By this point, you know not to apply to any jobs with an email address that screams, “I created this in the eighth grade!” So, you’re no longer Lovescats11@aol.com as far as your prospective employers are concerned. You also know not to show up late for the interview. And you have a firm grasp on the importance of making eye contact and delivering a solid handshake.
But did you know that there are several other things that could negatively impact the impression you make with a hiring manager? I spoke to four career coaches to get the outside-the-box scoop on the truly unprofessional things that are bound to hurt you in your job search process. Read on so you can avoid them like you avoid crowds on Black Friday.
1. You’re Desperate—and You Show It
Laura Garnett, career coach and consultant, says that nothing makes you look more unprofessional than when “you feel desperate”. This is because, as the old cliché goes, “People can spot desperation from a mile away.” Garnett knows that it can be hard to mask if you’re actually feeling this way, but, nonetheless, “you have to ensure that you are confident, know the opportunity is a good fit for your strengths, and be able to speak to why and how you are right for the role and the organization.” She encourages job seekers to “be clear on what your career vision is and how this opportunity fits into that.”
Avoid “being a yes person,” she says, encouraging job seekers to “demonstrate curiosity and interest in the organization” and not just talk about yourself nonstop. Nary an interviewer is going to be interested in you if you don’t know when to give up the floor.
2. You Hide Who You Really Are
Garnett’s advice is worth its salt, that’s for sure, and so is career strategist, Rajiv Nathan’s, whose unexpected thoughts on the subject are worth remembering. His belief is that if you hide who you really are in interviews, you’re not doing yourself any favors. Nathan explains that he “frequently advises people to stop dividing work life from home life, and acknowledge that you’re one person at the end of the day. Share who you are as a person, don’t just share the role you think the company’s trying to cast for its ‘play.’”
To him, that “includes sharing the weird or potentially ‘unprofessional’ things you’re interested in.” Basically, in order not to appear unscrupulous, you’ve got to delve into the so-called unprofessional. Nathan has gone there, telling “interviewers within the first three minutes” that he loves WWE pro wrestling and that he’s a rapper. This kind of information is going to set the stage for a far more interesting, memorable conversation than if you pretend to be one-dimensional.
3. You Don’t Finish Your Homework
You’ve probably heard about the importance of researching a company (a.k.a., homework) before going into a job interview. You want to be able to talk intelligently, so you read the mission statement, do a Google search of the founders, and have a general understanding of their past and present standing.

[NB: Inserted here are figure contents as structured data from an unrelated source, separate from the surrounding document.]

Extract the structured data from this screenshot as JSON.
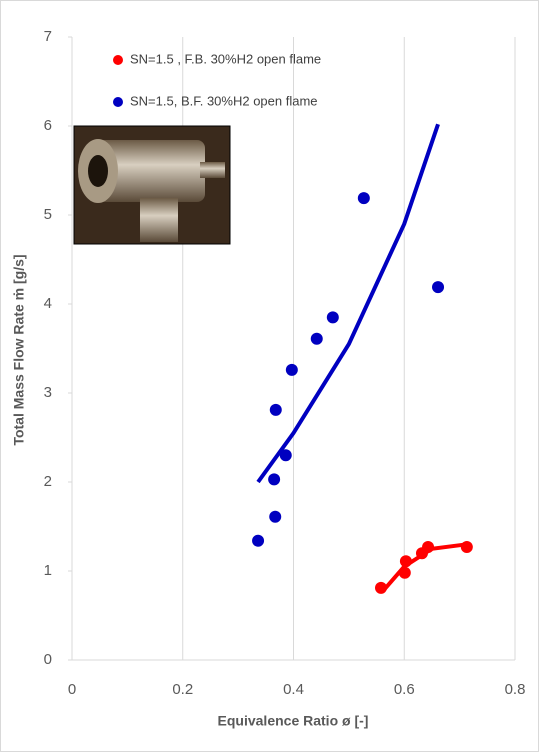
{
  "chart_data": {
    "type": "scatter",
    "xlabel": "Equivalence Ratio ø [-]",
    "ylabel": "Total Mass Flow Rate ṁ [g/s]",
    "xlim": [
      0,
      0.8
    ],
    "xticks": [
      0,
      0.2,
      0.4,
      0.6,
      0.8
    ],
    "ylim": [
      0,
      7
    ],
    "yticks": [
      0,
      1,
      2,
      3,
      4,
      5,
      6,
      7
    ],
    "grid": "x",
    "legend": "upper left",
    "series": [
      {
        "name": "SN=1.5 , F.B. 30%H2 open flame",
        "color": "#ff0000",
        "x": [
          0.558,
          0.601,
          0.603,
          0.632,
          0.643,
          0.713
        ],
        "values": [
          0.81,
          0.98,
          1.11,
          1.2,
          1.27,
          1.27
        ],
        "trendline": {
          "x": [
            0.565,
            0.6,
            0.65,
            0.713
          ],
          "values": [
            0.8,
            1.05,
            1.25,
            1.3
          ]
        }
      },
      {
        "name": "SN=1.5, B.F. 30%H2 open flame",
        "color": "#0000c0",
        "x": [
          0.336,
          0.367,
          0.365,
          0.386,
          0.368,
          0.397,
          0.442,
          0.471,
          0.527,
          0.661
        ],
        "values": [
          1.34,
          1.61,
          2.03,
          2.3,
          2.81,
          3.26,
          3.61,
          3.85,
          5.19,
          4.19
        ],
        "trendline": {
          "x": [
            0.336,
            0.4,
            0.5,
            0.6,
            0.661
          ],
          "values": [
            2.0,
            2.55,
            3.55,
            4.9,
            6.02
          ]
        }
      }
    ]
  }
}
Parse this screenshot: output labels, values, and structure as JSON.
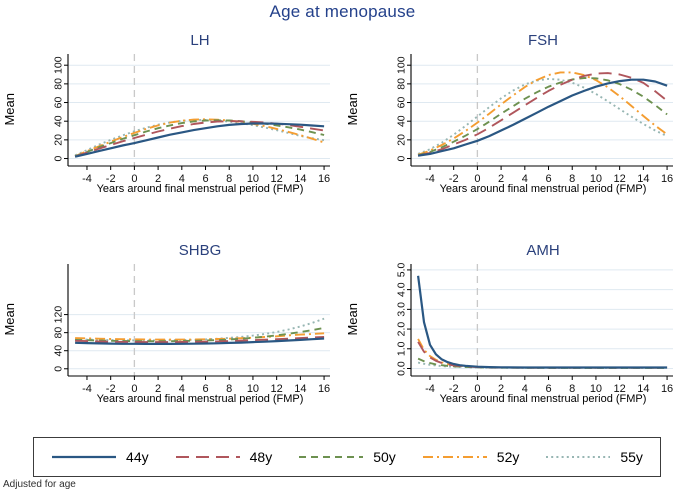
{
  "title": "Age at menopause",
  "footnote": "Adjusted for age",
  "palette": {
    "title_navy": "#24418b",
    "panel_title_navy": "#2b417c",
    "gridline": "#dfe9f1",
    "reference_line": "#c9c9c9",
    "axis": "#000000",
    "legend_border": "#3c3c3c"
  },
  "layout": {
    "legend_position": "bottom",
    "grid": "horizontal",
    "panels": [
      "LH",
      "FSH",
      "SHBG",
      "AMH"
    ]
  },
  "series": [
    {
      "label": "44y",
      "color": "#2a5783",
      "dash": "solid"
    },
    {
      "label": "48y",
      "color": "#b0565c",
      "dash": "long-dash"
    },
    {
      "label": "50y",
      "color": "#6d9150",
      "dash": "dash"
    },
    {
      "label": "52y",
      "color": "#f49d31",
      "dash": "dash-dot"
    },
    {
      "label": "55y",
      "color": "#97b6b3",
      "dash": "dot"
    }
  ],
  "chart_data": [
    {
      "type": "line",
      "title": "LH",
      "xlabel": "Years around final menstrual period (FMP)",
      "ylabel": "Mean",
      "xlim": [
        -5.6,
        16.5
      ],
      "ylim": [
        -8,
        112
      ],
      "xticks": [
        -4,
        -2,
        0,
        2,
        4,
        6,
        8,
        10,
        12,
        14,
        16
      ],
      "yticks": [
        0,
        20,
        40,
        60,
        80,
        100
      ],
      "ytick_decimals": 0,
      "ref_line_x": 0,
      "x": [
        -5,
        -4,
        -3,
        -2,
        -1,
        0,
        1,
        2,
        3,
        4,
        5,
        6,
        7,
        8,
        9,
        10,
        11,
        12,
        13,
        14,
        15,
        16
      ],
      "series": [
        {
          "name": "44y",
          "values": [
            2,
            5,
            8,
            11,
            14,
            16.5,
            19.5,
            22.5,
            25.5,
            28,
            30.5,
            32.5,
            34.5,
            36,
            37,
            37.5,
            37.5,
            37.3,
            36.8,
            36.2,
            35.4,
            34.5
          ]
        },
        {
          "name": "48y",
          "values": [
            2.2,
            6.5,
            10.5,
            14.5,
            18.5,
            22,
            25.5,
            29,
            32,
            34.8,
            37,
            38.6,
            39.6,
            40,
            39.9,
            39.4,
            38.5,
            37.3,
            35.8,
            34,
            32,
            30
          ]
        },
        {
          "name": "50y",
          "values": [
            2.5,
            7,
            12,
            16.5,
            21,
            25,
            29,
            32.5,
            35.5,
            38,
            39.8,
            40.8,
            41,
            40.7,
            40,
            38.8,
            37.3,
            35.5,
            33.5,
            31,
            28.2,
            25.2
          ]
        },
        {
          "name": "52y",
          "values": [
            2.5,
            8,
            13,
            18,
            23,
            27.5,
            31.8,
            35.5,
            38.5,
            40.5,
            41.7,
            42,
            41.6,
            40.7,
            39.2,
            37.2,
            34.7,
            31.8,
            28.5,
            25,
            21.2,
            17.2
          ]
        },
        {
          "name": "55y",
          "values": [
            3.5,
            9,
            14.8,
            20,
            24.8,
            29.2,
            33,
            36.2,
            38.7,
            40.4,
            41.3,
            41.4,
            40.8,
            39.6,
            37.9,
            35.7,
            33.2,
            30.4,
            27.4,
            24.2,
            21.8,
            19.6
          ]
        }
      ]
    },
    {
      "type": "line",
      "title": "FSH",
      "xlabel": "Years around final menstrual period (FMP)",
      "ylabel": "Mean",
      "xlim": [
        -5.6,
        16.5
      ],
      "ylim": [
        -8,
        112
      ],
      "xticks": [
        -4,
        -2,
        0,
        2,
        4,
        6,
        8,
        10,
        12,
        14,
        16
      ],
      "yticks": [
        0,
        20,
        40,
        60,
        80,
        100
      ],
      "ytick_decimals": 0,
      "ref_line_x": 0,
      "x": [
        -5,
        -4,
        -3,
        -2,
        -1,
        0,
        1,
        2,
        3,
        4,
        5,
        6,
        7,
        8,
        9,
        10,
        11,
        12,
        13,
        14,
        15,
        16
      ],
      "series": [
        {
          "name": "44y",
          "values": [
            3,
            5,
            8,
            11,
            15,
            19,
            24,
            30,
            36,
            42.5,
            49,
            55.5,
            61.5,
            67.5,
            72.5,
            77,
            80.5,
            83,
            84.5,
            84.5,
            82.5,
            78
          ]
        },
        {
          "name": "48y",
          "values": [
            3,
            6,
            10,
            15,
            20,
            26,
            33,
            41,
            49,
            57,
            65,
            72.5,
            79,
            84.5,
            88.5,
            91,
            91.5,
            90,
            86.5,
            81,
            72,
            62
          ]
        },
        {
          "name": "50y",
          "values": [
            3.5,
            7,
            12,
            18,
            24.5,
            31.5,
            39.5,
            48,
            56,
            64,
            71,
            77,
            81.5,
            84.7,
            86.3,
            86,
            83.8,
            79.8,
            73.8,
            66.3,
            57.3,
            47.3
          ]
        },
        {
          "name": "52y",
          "values": [
            4,
            8.5,
            14.5,
            21.5,
            29.5,
            38.5,
            48,
            58,
            67.5,
            76.5,
            84,
            89.5,
            92.3,
            92.3,
            89.4,
            84,
            76.3,
            66.8,
            56.3,
            45.6,
            35.3,
            26
          ]
        },
        {
          "name": "55y",
          "values": [
            5,
            10,
            17,
            25.5,
            35,
            45,
            55,
            64.5,
            72.8,
            79.3,
            83.5,
            85.3,
            84.5,
            81.3,
            76,
            69.2,
            61.3,
            53,
            44.8,
            37,
            30,
            24
          ]
        }
      ]
    },
    {
      "type": "line",
      "title": "SHBG",
      "xlabel": "Years around final menstrual period (FMP)",
      "ylabel": "Mean",
      "xlim": [
        -5.6,
        16.5
      ],
      "ylim": [
        -16,
        232
      ],
      "xticks": [
        -4,
        -2,
        0,
        2,
        4,
        6,
        8,
        10,
        12,
        14,
        16
      ],
      "yticks": [
        0,
        40,
        80,
        120
      ],
      "ytick_decimals": 0,
      "ref_line_x": 0,
      "x": [
        -5,
        -4,
        -3,
        -2,
        -1,
        0,
        1,
        2,
        3,
        4,
        5,
        6,
        7,
        8,
        9,
        10,
        11,
        12,
        13,
        14,
        15,
        16
      ],
      "series": [
        {
          "name": "44y",
          "values": [
            57.5,
            56.8,
            56.2,
            55.8,
            55.4,
            55.2,
            55,
            55,
            55,
            55.2,
            55.5,
            56,
            56.5,
            57.2,
            58,
            59,
            60,
            61.2,
            62.5,
            64,
            65.5,
            67
          ]
        },
        {
          "name": "48y",
          "values": [
            62,
            61.2,
            60.5,
            60,
            59.6,
            59.3,
            59.1,
            59,
            59,
            59.2,
            59.5,
            60,
            60.6,
            61.4,
            62.3,
            63.3,
            64.4,
            65.5,
            66.7,
            68,
            69.3,
            70.5
          ]
        },
        {
          "name": "50y",
          "values": [
            64,
            63.2,
            62.5,
            62,
            61.6,
            61.3,
            61.1,
            61,
            61.1,
            61.4,
            61.9,
            62.6,
            63.6,
            64.9,
            66.5,
            68.5,
            71,
            74,
            77.5,
            81.4,
            85.7,
            90.5
          ]
        },
        {
          "name": "52y",
          "values": [
            68,
            67.2,
            66.5,
            66,
            65.5,
            65.2,
            64.9,
            64.7,
            64.6,
            64.7,
            64.9,
            65.3,
            65.9,
            66.7,
            67.7,
            68.9,
            70.3,
            72,
            73.8,
            75.6,
            77,
            78.5
          ]
        },
        {
          "name": "55y",
          "values": [
            65.5,
            64.7,
            64,
            63.5,
            63.1,
            62.9,
            62.8,
            62.8,
            63,
            63.4,
            64.1,
            65.1,
            66.5,
            68.3,
            70.6,
            73.4,
            77,
            81.5,
            87,
            93.5,
            101.5,
            111
          ]
        }
      ]
    },
    {
      "type": "line",
      "title": "AMH",
      "xlabel": "Years around final menstrual period (FMP)",
      "ylabel": "Mean",
      "xlim": [
        -5.6,
        16.5
      ],
      "ylim": [
        -0.38,
        5.3
      ],
      "xticks": [
        -4,
        -2,
        0,
        2,
        4,
        6,
        8,
        10,
        12,
        14,
        16
      ],
      "yticks": [
        0,
        1,
        2,
        3,
        4,
        5
      ],
      "ytick_decimals": 1,
      "ref_line_x": 0,
      "x": [
        -5,
        -4.5,
        -4,
        -3.5,
        -3,
        -2.5,
        -2,
        -1.5,
        -1,
        0,
        1,
        2,
        4,
        6,
        8,
        10,
        12,
        14,
        16
      ],
      "series": [
        {
          "name": "44y",
          "values": [
            4.7,
            2.35,
            1.2,
            0.72,
            0.46,
            0.32,
            0.23,
            0.17,
            0.13,
            0.09,
            0.07,
            0.06,
            0.05,
            0.05,
            0.05,
            0.05,
            0.05,
            0.05,
            0.05
          ]
        },
        {
          "name": "48y",
          "values": [
            1.35,
            0.85,
            0.56,
            0.39,
            0.28,
            0.21,
            0.16,
            0.13,
            0.1,
            0.07,
            0.06,
            0.05,
            0.04,
            0.04,
            0.04,
            0.04,
            0.04,
            0.04,
            0.04
          ]
        },
        {
          "name": "50y",
          "values": [
            0.5,
            0.37,
            0.28,
            0.21,
            0.17,
            0.13,
            0.11,
            0.09,
            0.08,
            0.06,
            0.05,
            0.04,
            0.04,
            0.03,
            0.03,
            0.03,
            0.03,
            0.03,
            0.03
          ]
        },
        {
          "name": "52y",
          "values": [
            1.5,
            0.95,
            0.63,
            0.44,
            0.31,
            0.23,
            0.18,
            0.14,
            0.11,
            0.08,
            0.06,
            0.05,
            0.04,
            0.04,
            0.04,
            0.04,
            0.04,
            0.04,
            0.04
          ]
        },
        {
          "name": "55y",
          "values": [
            0.3,
            0.24,
            0.19,
            0.15,
            0.12,
            0.1,
            0.09,
            0.08,
            0.07,
            0.05,
            0.04,
            0.04,
            0.03,
            0.03,
            0.03,
            0.03,
            0.03,
            0.03,
            0.03
          ]
        }
      ]
    }
  ]
}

But, cautions Adrian J. Hopkins, a Muse career coach, this isn’t homework you can half-ass. It’s not enough to spew off a couple of “top-line company facts.” If you want the job and wish to avoid looking unprofessional in any way, shape, or form, you’re going to have to “go above and beyond a basic understanding of the company.” Let the interviewer know how you plan to grow with the company and get him thinking that he can’t “believe” he hadn’t the good fortune of meeting you sooner.
Review Google News for references to the company, paying special attention to any statements that executives make about their strategic direction. If you’re familiar with where the leadership team wants it to go, it’s easier to make a case for why they should bring you on to help them get there. If the organization is smaller and not in the headlines, review its blog and social media, and prepare a new and thorough perspective on something that you’ve read.
4. You Blow it on Social Media
Has the incredible importance of your social media presence sunk in yet? This sounds super obvious, yet status faux pas are somehow still an issue—making it the most unexpected unprofessional behavior at this point. Career expert and coach Heidi Duss can’t stress this point enough: “Everyone needs to be very aware of what they are putting out.” She goes on to explain that “Hiring managers and recruiters will Google someone and find his or her online presence.”
To drive her point home, Duss shares an anecdote of her own:
I once had a college student apply for an internship in our finance department. The hiring manager came to me and noted that he had checked out her Twitter feed and she had horrible things to say about the university she was graduating from, as well as the professors she had. Every other word was derogatory. The hiring manager said, ‘If she talks about her school/teachers this way, what is she going to say about our company when something does not go her way?’
The hiring manager had made her point, and so, apparently, had the candidate.